Internationale Fachgesellschaft hat von heute an ihren Sitz in Berlin

90 Jahre lang kam die Weltvereinigung der Mathematiker (IMU) ohne feste Adresse aus. Der Verein, der mit der Fields-Medaille eine Art Nobelpreis für Mathematiker vergibt, wurde fast ausschließlich von der ehrenamtlichen Arbeit in mittlerweile 70 Ländern getragen. Doch die Aufgaben wurden immer mehr, so dass man beschloss, ein zentrales Büro einzurichten. In einem spannenden Finale setzte sich schließlich Berlin gegen die Bewerber Rio de Janeiro und Toronto durch. Heute wird das Büro am Gendarmenmarkt eröffnet. Es ist dem Weierstraß-Institut für Angewandte Analysis und Stochastik (WIAS) angegliedert.

„Die zentrale Lage hat bei der Entscheidung sicher eine Rolle gespielt“, sagt Alexander Mielke, der am WIAS forscht und künftig auch das Büro leiten wird. Inmitten der Stadt, gut zu erreichen – das konnten die anderen Kandidaten nicht bieten. Vor allem aber bot Berlin feste Stellen für fünf Mitarbeiter, unbefristet. Die Gehälter sind in dem 500 000-Euro-Budget enthalten, das jährlich vom Bund und dem Land Berlin aufgebracht wird. Normalerweise sei es fast unmöglich, so eine Unterstützung zu bekommen, sagt Mielke. Die Berliner Mathematiker hatten aber darauf hingewiesen, dass alle bedeutenden internationalen Fachgesellschaften längst ihren festen Sitz haben: aufgrund der Geschichte des 20. Jahrhunderts jedoch ausnahmslos im Ausland. „Das war eine einmalige Chance für Deutschland“, meint Mielke.

Die Mühe hat sich gelohnt, Berlin erhielt den Zuschlag. Vielleicht auch deshalb, weil im August 2010 Martin Grötschel als Generalsekretär der IMU im Amt bestätigt wurde. Der kommt nämlich ebenfalls aus Berlin.

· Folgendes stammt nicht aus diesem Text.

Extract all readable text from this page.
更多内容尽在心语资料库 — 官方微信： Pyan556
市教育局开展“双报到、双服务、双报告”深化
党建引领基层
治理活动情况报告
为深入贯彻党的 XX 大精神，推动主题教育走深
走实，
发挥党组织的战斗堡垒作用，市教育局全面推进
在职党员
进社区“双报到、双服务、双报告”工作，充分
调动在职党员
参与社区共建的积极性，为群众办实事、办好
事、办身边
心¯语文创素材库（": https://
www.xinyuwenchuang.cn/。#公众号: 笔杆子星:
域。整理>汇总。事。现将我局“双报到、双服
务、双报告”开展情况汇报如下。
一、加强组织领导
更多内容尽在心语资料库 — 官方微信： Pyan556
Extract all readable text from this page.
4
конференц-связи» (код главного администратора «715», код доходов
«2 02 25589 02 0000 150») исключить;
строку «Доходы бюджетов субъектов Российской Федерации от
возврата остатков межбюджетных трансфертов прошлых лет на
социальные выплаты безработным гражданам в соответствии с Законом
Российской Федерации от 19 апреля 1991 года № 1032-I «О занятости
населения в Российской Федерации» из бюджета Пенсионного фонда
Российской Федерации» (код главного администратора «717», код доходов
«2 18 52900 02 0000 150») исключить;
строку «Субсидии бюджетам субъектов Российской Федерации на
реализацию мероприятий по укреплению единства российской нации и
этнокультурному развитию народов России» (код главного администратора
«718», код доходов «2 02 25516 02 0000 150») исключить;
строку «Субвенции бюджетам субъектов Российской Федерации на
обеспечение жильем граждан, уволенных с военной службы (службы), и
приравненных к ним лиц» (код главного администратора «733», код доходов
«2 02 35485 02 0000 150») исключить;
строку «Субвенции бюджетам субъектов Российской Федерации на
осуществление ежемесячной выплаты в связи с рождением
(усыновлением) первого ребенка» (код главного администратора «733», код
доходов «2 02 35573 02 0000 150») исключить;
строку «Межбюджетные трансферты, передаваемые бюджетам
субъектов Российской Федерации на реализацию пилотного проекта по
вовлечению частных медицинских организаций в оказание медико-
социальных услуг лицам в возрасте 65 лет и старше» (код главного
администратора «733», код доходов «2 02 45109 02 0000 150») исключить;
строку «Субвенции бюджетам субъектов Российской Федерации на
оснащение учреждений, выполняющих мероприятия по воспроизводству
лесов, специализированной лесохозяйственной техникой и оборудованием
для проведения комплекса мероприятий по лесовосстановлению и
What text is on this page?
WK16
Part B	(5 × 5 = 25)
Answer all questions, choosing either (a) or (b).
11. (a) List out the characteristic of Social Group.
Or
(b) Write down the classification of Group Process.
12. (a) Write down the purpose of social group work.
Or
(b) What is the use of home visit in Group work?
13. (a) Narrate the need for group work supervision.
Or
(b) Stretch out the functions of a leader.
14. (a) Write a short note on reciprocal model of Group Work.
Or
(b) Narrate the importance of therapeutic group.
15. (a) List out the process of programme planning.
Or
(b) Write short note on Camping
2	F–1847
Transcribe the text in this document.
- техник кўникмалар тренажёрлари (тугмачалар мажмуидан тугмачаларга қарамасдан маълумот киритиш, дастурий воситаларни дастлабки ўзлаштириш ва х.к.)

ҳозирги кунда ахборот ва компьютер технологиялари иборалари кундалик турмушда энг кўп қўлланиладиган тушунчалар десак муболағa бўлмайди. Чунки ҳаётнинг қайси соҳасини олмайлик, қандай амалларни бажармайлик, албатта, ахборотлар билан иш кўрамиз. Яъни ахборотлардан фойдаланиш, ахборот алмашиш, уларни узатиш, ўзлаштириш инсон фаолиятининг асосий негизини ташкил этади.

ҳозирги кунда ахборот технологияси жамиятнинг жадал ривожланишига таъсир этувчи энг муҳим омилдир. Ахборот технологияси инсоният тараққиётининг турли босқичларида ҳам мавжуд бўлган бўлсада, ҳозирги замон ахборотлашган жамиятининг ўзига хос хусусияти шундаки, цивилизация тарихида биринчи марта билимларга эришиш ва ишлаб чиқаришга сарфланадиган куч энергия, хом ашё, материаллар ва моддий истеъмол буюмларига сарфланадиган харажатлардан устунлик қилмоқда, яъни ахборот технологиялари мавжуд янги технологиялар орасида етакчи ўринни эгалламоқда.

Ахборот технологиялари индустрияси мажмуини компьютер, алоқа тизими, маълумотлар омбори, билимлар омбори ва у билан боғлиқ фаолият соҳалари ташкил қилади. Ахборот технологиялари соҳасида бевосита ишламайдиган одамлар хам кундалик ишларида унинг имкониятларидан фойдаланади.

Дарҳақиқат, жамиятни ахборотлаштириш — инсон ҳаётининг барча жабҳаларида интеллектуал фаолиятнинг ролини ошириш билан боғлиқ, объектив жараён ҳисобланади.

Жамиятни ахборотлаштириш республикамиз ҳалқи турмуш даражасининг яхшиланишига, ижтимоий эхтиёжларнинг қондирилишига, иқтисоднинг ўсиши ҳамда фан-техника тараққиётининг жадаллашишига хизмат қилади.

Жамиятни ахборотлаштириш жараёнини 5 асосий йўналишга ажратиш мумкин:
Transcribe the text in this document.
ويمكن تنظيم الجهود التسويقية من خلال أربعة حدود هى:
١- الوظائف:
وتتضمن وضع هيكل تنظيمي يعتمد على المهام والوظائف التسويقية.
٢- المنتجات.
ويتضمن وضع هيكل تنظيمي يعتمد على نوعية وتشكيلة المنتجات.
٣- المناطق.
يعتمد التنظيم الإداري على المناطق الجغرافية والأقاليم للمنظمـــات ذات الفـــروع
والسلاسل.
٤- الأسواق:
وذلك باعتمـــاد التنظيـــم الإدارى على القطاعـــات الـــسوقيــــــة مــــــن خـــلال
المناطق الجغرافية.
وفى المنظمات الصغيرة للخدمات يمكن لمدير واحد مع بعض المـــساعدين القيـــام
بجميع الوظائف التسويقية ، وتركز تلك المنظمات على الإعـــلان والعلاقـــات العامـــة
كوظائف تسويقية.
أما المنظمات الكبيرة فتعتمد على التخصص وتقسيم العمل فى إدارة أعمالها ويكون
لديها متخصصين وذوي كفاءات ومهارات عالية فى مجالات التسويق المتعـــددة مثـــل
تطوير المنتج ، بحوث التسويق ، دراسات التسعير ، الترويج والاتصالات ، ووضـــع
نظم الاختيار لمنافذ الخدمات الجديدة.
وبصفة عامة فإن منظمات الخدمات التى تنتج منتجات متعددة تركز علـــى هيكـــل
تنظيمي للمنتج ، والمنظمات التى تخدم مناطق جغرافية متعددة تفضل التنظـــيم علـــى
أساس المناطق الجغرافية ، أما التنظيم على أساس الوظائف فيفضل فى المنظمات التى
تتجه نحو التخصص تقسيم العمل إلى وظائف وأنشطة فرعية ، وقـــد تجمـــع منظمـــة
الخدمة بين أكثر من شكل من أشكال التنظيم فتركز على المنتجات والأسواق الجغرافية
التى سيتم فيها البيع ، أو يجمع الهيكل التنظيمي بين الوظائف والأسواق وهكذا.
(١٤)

Zu den Aufgaben des Büros zählt etwa die Mitgliederbetreuung. Bemerkenswert ist, dass der IMU nur Staaten beitreten können, vorausgesetzt, sie haben mindestens vier promovierte Mathematiker, erläutert Mielke. Das ist nicht überall der Fall. Hauptziel ist es, die Mathematik sichtbarer zu machen, vor allem in Entwicklungsländern. Dazu gehöre etwa ein Programm, das mit einer Million Euro aus der Einstein-Stiftung Wissenschaftlern den Gastaufenthalt in Berlin ermöglicht. Mielke will nun über das Büro weitere Unterstützer gewinnen.„Eine Idee ist, künftig auch Sommerschulen für Master- oder Promotionsstudenten direkt in den Entwicklungsländern anzubieten.“

Viele Aufgaben werden die eigens angestellten Mitarbeiter übernehmen. Schließlich hat Mielke bereits am WIAS genug zu tun. Dort, drei Etagen über dem Hausvogteiplatz, erforschen er und seine Kollegen wie man mit Hilfe von Differentialgleichungen Probleme von Werkstoffforschern lösen kann. Die Mathematiker entwickeln beispielsweise Modelle, um zu beschreiben, wie Ladungsträger sich in Solarzellen bewegen. Solche Simulationen helfen, die Zellen zu verbessern. Viele aufwendige und zeitraubende Experimente werden damit überflüssig.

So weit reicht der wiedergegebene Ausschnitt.